Nach jüngster Auskunft der Verwaltung wurden davon bis zum 31. Dezember 2012 insgesamt 2.637 Mio. Euro für sog. »Infrastrukturelle Zusatzmaßnahmen« an den Flughäfen Leipzig/Halle und Dresden nicht nur ausgezahlt, sondern zudem rückwirkend umgewandelt in sog. »Gesellschafter(zwischenfinanzierungs)darlehen«. Der noch ausstehende Betrag für die Kapitalerhöhung i. H. v. 2,611 Mio. Euro wurde - wie es offiziell heißt - zur »Vermeidung beihilferechtlicher Risiken« bislang nicht ausgezahlt. Am Rande nur: Von dem Instrument der sog. »Gesellschafter(zwischenfinanzierungs)darlehen« (einschließlich Zinsstundung) erfährt der Leipziger Stadtrat allerdings erst heute.

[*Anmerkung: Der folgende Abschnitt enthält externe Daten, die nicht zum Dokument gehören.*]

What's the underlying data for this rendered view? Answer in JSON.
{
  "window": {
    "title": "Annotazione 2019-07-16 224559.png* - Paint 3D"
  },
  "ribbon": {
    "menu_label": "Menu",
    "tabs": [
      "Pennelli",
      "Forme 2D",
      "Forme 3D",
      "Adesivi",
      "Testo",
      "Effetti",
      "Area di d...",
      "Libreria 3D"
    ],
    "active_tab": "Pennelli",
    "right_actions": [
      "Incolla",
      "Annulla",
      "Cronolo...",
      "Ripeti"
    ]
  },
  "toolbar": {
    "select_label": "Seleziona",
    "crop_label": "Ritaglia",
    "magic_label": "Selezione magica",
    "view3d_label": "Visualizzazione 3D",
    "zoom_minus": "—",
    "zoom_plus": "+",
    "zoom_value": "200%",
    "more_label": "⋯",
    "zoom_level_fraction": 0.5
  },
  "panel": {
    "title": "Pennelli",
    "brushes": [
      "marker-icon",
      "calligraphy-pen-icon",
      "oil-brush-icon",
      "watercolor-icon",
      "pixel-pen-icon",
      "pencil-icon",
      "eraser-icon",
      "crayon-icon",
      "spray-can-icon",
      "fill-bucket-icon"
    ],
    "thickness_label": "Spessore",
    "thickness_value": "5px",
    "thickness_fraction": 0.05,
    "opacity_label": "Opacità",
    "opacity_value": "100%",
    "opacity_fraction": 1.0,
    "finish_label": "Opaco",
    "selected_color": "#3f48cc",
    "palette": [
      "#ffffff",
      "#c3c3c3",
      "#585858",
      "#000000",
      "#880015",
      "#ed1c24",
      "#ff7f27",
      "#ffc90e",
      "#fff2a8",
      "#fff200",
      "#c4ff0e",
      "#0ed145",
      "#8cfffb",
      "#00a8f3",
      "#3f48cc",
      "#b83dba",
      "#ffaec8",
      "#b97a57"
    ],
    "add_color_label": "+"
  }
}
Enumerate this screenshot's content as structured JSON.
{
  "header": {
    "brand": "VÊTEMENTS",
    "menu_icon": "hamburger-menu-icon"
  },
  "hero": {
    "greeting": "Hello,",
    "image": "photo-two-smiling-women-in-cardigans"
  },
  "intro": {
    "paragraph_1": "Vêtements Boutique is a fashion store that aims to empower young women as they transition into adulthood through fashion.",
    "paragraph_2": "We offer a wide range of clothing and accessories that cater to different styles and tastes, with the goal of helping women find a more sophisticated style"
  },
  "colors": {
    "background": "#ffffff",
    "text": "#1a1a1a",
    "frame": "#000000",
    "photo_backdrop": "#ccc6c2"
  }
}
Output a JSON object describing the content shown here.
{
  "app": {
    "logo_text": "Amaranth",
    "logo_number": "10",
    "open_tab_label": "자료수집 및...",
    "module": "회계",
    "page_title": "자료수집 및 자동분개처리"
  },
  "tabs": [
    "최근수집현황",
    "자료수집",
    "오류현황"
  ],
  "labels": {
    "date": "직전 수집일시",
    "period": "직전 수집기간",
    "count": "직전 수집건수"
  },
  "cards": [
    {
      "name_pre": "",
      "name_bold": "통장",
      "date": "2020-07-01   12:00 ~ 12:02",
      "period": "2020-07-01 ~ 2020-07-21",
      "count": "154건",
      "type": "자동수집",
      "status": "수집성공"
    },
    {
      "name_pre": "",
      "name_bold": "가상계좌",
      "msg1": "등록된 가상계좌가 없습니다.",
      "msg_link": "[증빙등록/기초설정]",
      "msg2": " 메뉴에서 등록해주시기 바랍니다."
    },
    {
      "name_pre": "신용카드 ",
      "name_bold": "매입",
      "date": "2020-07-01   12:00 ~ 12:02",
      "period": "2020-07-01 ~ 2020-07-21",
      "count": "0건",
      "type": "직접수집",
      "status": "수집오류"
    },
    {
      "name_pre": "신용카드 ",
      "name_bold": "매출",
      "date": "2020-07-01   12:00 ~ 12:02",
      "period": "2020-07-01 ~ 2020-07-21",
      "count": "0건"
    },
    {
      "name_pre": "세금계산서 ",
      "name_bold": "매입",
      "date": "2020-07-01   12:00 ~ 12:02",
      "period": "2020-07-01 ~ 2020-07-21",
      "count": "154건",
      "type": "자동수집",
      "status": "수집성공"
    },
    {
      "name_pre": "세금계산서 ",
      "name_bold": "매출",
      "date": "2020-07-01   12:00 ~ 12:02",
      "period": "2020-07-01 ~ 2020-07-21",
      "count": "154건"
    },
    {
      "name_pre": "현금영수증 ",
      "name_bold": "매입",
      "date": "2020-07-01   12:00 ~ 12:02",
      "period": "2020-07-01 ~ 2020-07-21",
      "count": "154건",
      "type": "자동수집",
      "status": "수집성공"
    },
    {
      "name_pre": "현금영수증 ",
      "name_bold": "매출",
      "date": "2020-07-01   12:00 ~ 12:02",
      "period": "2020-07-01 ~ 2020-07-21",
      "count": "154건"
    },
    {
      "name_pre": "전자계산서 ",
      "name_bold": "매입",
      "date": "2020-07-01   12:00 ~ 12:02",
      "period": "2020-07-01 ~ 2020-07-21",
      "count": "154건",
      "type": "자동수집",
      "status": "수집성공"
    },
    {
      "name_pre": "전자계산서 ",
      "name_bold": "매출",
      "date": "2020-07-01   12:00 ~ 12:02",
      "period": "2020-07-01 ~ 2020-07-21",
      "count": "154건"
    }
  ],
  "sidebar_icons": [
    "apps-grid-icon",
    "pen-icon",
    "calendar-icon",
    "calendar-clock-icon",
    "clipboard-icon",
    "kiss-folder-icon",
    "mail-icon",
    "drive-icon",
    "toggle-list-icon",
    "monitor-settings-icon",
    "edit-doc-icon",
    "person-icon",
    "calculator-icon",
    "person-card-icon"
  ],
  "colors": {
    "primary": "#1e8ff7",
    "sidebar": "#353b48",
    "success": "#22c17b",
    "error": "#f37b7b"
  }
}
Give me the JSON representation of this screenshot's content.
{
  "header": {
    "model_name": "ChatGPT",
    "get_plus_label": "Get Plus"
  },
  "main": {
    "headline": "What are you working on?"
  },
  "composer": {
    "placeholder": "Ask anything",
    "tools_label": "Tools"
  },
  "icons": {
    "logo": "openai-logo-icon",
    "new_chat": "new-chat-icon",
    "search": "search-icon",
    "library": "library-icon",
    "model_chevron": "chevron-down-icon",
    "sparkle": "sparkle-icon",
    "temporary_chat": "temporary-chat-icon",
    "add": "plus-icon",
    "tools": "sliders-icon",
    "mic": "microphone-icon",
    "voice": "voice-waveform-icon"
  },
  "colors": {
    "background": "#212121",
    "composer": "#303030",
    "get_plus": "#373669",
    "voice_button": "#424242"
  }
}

Mit der nachträglichen Umwandlung der ursprünglichen als nicht rückzahlbar ausgewiesenen Zuschüsse in Darlehen  stehen der Stadt nunmehr jedoch »Rücklaufgelder« zu. Setzt man marktübliche Konditionen  an, müssten seit 2013 ca. 130.000 Euro jährlich im Haushaltsplan als Einnahmen stehen. Kurzum, die Stadt stundet der MFAG pro Jahr etwa 130.000 Euro an Zinsen. Kann sie sich das leisten?
Die Ablehnung des Antrages mit der Begründung »Eine Vereinnahmung von Zinsen widerspräche den Konsens der Aktionäre?« ist so nicht akzeptabel. Das Mindeste wäre eine entsprechende Information, Diskussion und Abstimmung im Stadtrat über derartige Zinsvereinbarungen/-geschenken.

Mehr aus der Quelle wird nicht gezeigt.